At the Wall, separate is rarely equal

A protester was arrested near the Western Wall in Israel this week. But this was no ordinary activist. This was a Conservative rabbi, Baruch Zeilicovich, from Fort Worth, Tex. His crime? Unfurling a banner with some of his rabbinical colleagues next to the Kotel that says: “The wall belongs to us all.”

Zeilicovich was arrested Tuesday, Feb. 10, and briefly detained by police because he did not have a permit to put up the banner.

The rabbis who joined him wanted to protest current construction taking place at the Wall. As those who have visited the Kotel know, the area up against it is segregated into men’s and women’s prayer sections. Over the years, men and women who have chosen to pray together must stand a distance away from the Wall, and even then, risk incurring the wrath of the fervently religious who have thrown garbage — or worse — at them.

Now, the Orthodox authorities who control the Wall are doubling the size of the men’s and women’s sections, which means mixed-gender groups will have little, if any, room to pray there at all.

The Conservative rabbis, in Jerusalem for the annual convention of the movement’s Rabbinical Assembly, say the move to extend the gender-segregated prayer area is part of an attempt to further monopolize Jewish life in Israel by the Orthodox. The Orthodox keepers of the Wall deny that.

Rabbi Shmuel Rabinowitz, the administrator of Jewish holy sites including the Wall, defended his decision to extend the gender-segregated area, saying it was done to accommodate an increase in worshippers — not as a slight to non-Orthodox religious movements.

But the Conservative rabbis aren’t buying that.

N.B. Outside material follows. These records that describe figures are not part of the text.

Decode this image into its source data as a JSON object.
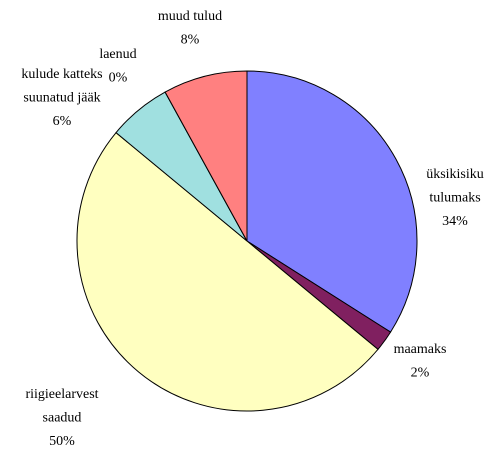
{
  "chart_data": {
    "type": "pie",
    "categories": [
      "üksikisiku tulumaks",
      "maamaks",
      "riigieelarvest saadud",
      "kulude katteks suunatud jääk",
      "laenud",
      "muud tulud"
    ],
    "values": [
      34,
      2,
      50,
      6,
      0,
      8
    ],
    "value_labels": [
      "34%",
      "2%",
      "50%",
      "6%",
      "0%",
      "8%"
    ],
    "colors": [
      "#8080ff",
      "#802060",
      "#ffffc0",
      "#a0e0e0",
      "#000000",
      "#ff8080"
    ]
  }
}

“It sends a message that Reform, Conservative, and egalitarian groups in general, including Orthodox egalitarian groups, are not welcome anymore,” said Paul Arberman, a rabbi in Netanya originally from Brooklyn.

In the ongoing fight of the Jews versus the Jews, lawyers for the Conservative movement say the Orthodox authorities began construction without consulting anyone. The Orthodox apparently tried to do the same in 2000 and again in 2003, but they had to cease when the Conservative movement put a stop to it. The Conservative movement, once again, may soon resort to the courts.

At a time when American Jews are staying away from Israel because of terrorism, this move doesn’t exactly send out a message that they are welcome. We would hope there could be more of an effort to allow the non-Orthodox to pray in the way they find most meaningful.

As another Conservative rabbi, Richard Hammerman of Toms River, N.J., put it, “They are gradually trying to make it more difficult for people to lead normal lives, where men and women live side by side. We don’t want a Khomeini state. We did not fight and die for a medieval shtetl.”